Sunita Sarawagi, Institute Chair Professor, Computer Science and Engineering, Indian Institute of Technology (IIT), Bombay got the Infosys Prize 2019 for Engineering and Computer Science. She was awarded for her research in databases, data mining, machine learning and natural language processing, and for important applications of these research techniques. The prize recognizes her pioneering work in developing information extraction techniques for unstructured data. Prof. Sarawagi’s work has practical applications in helping clean up unstructured data like addresses on the web and in repositories which then helps in more efficient handling of queries.
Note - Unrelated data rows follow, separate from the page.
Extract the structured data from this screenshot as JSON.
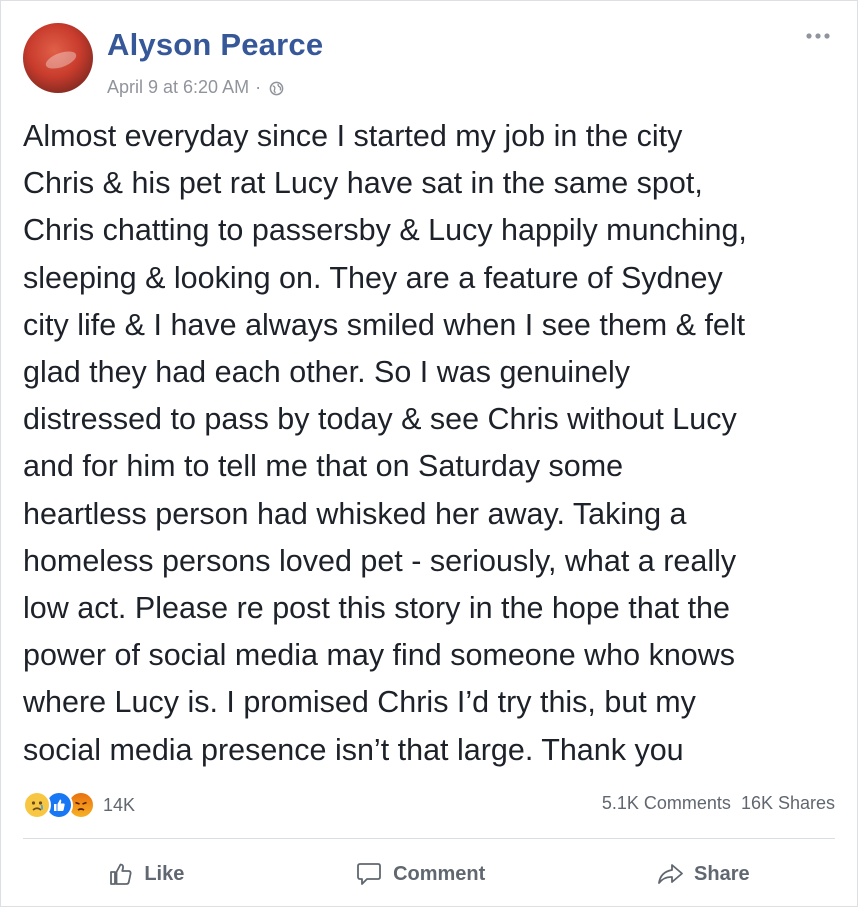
{
  "post": {
    "author": "Alyson Pearce",
    "timestamp": "April 9 at 6:20 AM",
    "separator": "·",
    "privacy_icon": "globe-icon",
    "more_icon": "more-horizontal-icon",
    "text_lines": [
      "Almost everyday since I started my job in the city",
      "Chris & his pet rat Lucy have sat in the same spot,",
      "Chris chatting to passersby & Lucy happily munching,",
      "sleeping & looking on. They are a feature of Sydney",
      "city life & I have always smiled when I see them & felt",
      "glad they had each other. So I was genuinely",
      "distressed to pass by today & see Chris without Lucy",
      "and for him to tell me that on Saturday some",
      "heartless person had whisked her away. Taking a",
      "homeless persons loved pet - seriously, what a really",
      "low act. Please re post this story in the hope that the",
      "power of social media may find someone who knows",
      "where Lucy is. I promised Chris I’d try this, but my",
      "social media presence isn’t that large. Thank you"
    ]
  },
  "reactions": {
    "icons": [
      "sad-reaction-icon",
      "like-reaction-icon",
      "angry-reaction-icon"
    ],
    "count": "14K"
  },
  "stats": {
    "comments": "5.1K Comments",
    "shares": "16K Shares"
  },
  "actions": {
    "like": "Like",
    "comment": "Comment",
    "share": "Share"
  },
  "colors": {
    "author": "#365899",
    "text": "#1d2129",
    "meta": "#90949c",
    "action": "#606770"
  }
}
Manu V Devadevan, Assistant Professor, School of Humanities and Social Sciences, Indian Institute of Technology (IIT), Mandi was awarded the Infosys Prize 2019 for Humanities. He got the award for his original and wide-ranging work on pre-modern South India. He critically reinterprets much of the conventional wisdom about the cultural, religious and social history of the Deccan and South India. Dr. Devadevan's primary research interests include political and economic processes in pre-modern South India, literary practices in South India and the study of ancient inscriptions from the region.

Life Sciences

Manjula Reddy, Chief Scientist, Centre for Cellular and Molecular Biology (CCMB), Hyderabad was awarded the Infosys Prize 2019 for Life Sciences. She was awarded for her groundbreaking discoveries concerning the structure of cell walls in bacteria. Dr. Reddy and her colleagues have revealed critical steps of cell wall growth that are fundamental for understanding bacterial biology. This work could potentially help in creating a new class of antibiotics to combat antibiotic resistant microbes.

Mathematical Sciences

Siddhartha Mishra, Professor, Department of Mathematics, ETH Zürich was awarded the Infosys Prize 2019 for Mathematical Sciences.
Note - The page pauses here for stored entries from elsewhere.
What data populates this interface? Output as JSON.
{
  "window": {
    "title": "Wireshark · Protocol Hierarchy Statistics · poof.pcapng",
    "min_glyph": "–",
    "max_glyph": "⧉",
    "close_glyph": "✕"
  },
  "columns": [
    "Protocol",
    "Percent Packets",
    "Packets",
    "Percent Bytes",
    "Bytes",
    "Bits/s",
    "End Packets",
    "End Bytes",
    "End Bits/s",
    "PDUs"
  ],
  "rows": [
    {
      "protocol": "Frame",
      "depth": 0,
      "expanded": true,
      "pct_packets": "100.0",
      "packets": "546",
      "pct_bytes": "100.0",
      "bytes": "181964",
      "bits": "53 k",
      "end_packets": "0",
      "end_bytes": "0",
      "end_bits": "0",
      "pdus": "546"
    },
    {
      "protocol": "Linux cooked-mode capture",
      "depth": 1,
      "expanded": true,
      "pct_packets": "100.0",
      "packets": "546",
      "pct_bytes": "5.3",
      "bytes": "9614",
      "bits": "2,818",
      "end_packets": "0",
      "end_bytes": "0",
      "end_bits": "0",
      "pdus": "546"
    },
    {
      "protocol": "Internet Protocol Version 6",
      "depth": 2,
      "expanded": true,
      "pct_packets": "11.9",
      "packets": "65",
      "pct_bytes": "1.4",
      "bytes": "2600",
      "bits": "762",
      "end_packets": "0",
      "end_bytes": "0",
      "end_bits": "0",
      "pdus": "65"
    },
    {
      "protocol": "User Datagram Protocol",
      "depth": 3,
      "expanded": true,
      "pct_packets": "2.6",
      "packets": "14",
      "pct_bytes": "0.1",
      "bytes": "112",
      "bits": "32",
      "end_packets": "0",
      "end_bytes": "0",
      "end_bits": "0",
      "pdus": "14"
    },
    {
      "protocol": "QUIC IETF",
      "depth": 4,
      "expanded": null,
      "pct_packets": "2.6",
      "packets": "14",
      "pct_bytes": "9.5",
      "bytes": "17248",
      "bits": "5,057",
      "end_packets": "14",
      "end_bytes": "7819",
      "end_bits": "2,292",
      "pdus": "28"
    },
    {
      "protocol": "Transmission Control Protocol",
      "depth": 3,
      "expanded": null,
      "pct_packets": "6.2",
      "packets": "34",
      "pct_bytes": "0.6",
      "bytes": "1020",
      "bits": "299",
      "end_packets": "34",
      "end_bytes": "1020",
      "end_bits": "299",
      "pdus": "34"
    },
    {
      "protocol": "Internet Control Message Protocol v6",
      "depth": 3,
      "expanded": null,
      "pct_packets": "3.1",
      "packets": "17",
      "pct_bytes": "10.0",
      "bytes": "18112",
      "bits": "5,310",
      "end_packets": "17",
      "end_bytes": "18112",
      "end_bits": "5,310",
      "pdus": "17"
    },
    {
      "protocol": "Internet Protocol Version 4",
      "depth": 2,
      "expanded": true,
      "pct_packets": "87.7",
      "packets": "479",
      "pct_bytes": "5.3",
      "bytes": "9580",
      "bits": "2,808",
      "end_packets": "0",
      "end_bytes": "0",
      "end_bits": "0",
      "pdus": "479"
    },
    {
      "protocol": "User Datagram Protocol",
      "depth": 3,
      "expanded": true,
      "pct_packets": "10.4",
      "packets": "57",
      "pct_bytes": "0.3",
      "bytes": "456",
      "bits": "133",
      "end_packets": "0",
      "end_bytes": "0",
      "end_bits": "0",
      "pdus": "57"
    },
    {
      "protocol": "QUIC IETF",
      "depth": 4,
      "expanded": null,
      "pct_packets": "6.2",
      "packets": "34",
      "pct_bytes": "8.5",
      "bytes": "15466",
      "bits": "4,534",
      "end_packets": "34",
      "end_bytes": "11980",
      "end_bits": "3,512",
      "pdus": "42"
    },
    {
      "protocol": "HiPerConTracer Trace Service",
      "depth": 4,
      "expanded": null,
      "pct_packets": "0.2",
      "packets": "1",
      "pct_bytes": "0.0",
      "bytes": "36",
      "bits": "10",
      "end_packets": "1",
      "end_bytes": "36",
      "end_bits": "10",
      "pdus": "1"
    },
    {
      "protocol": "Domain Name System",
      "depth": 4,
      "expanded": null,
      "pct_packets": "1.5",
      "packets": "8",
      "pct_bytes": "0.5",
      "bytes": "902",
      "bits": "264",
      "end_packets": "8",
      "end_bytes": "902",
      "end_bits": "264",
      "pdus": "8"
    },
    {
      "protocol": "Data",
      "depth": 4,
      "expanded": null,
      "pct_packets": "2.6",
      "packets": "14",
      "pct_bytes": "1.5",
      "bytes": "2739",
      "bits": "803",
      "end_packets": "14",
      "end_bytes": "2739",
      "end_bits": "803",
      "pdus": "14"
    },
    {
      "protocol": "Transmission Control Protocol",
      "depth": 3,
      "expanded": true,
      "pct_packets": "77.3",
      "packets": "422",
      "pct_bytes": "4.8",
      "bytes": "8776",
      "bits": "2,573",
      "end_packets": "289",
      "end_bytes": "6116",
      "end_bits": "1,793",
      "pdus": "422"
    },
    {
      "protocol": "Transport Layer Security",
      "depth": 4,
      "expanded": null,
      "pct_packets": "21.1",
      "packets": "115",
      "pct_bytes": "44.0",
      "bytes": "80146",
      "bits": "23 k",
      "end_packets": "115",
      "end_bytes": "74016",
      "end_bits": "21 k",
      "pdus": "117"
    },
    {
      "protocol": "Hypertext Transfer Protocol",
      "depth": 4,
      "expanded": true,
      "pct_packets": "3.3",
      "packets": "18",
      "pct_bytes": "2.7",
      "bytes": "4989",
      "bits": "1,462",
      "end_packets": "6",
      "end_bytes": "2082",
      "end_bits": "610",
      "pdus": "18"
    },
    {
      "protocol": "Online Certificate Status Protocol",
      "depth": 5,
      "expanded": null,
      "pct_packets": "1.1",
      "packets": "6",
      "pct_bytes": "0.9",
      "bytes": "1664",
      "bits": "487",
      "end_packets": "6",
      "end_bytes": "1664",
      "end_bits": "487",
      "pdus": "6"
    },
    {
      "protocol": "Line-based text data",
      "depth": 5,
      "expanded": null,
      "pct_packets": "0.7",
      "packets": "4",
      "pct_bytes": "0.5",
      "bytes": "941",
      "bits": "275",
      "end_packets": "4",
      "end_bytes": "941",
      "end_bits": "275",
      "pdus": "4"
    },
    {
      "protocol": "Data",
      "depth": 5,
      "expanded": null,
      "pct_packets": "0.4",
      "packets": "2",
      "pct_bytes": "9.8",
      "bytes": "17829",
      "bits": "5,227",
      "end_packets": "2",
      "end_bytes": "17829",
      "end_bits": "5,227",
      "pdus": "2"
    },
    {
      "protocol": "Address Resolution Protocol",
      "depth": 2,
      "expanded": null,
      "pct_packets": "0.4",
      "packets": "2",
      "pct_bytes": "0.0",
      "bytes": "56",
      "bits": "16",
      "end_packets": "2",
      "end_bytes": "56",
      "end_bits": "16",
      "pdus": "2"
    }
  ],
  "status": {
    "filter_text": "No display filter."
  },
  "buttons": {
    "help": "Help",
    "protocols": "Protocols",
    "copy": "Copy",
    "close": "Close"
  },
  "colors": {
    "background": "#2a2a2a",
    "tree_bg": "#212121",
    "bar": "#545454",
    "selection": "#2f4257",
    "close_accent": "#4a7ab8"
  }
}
He was awarded for his outstanding contributions to Applied Mathematics, particularly for designing numerical tools for solving problems in the real world. Prof. Mishra's work has been used in climate models, in astrophysics, aerodynamics, and plasma physics. He has produced codes for complicated realistic problems such as tsunamis generated by rock slides, and waves in the solar atmosphere.

Social Sciences

Anand Pandian, Professor, Department of Anthropology, Krieger School of Arts & Sciences, Johns Hopkins University was awarded the Infosys Prize 2019 for Social Sciences. He was awarded for his imaginative work on ethics, selfhood and the creative process. Prof. Pandian's research encompasses several themes such as cinema, public culture, ecology, nature and the theory and methods of anthropology. His writing pushes the boundaries of how anthropologists render into words the worlds they encounter. His work breaks new ground.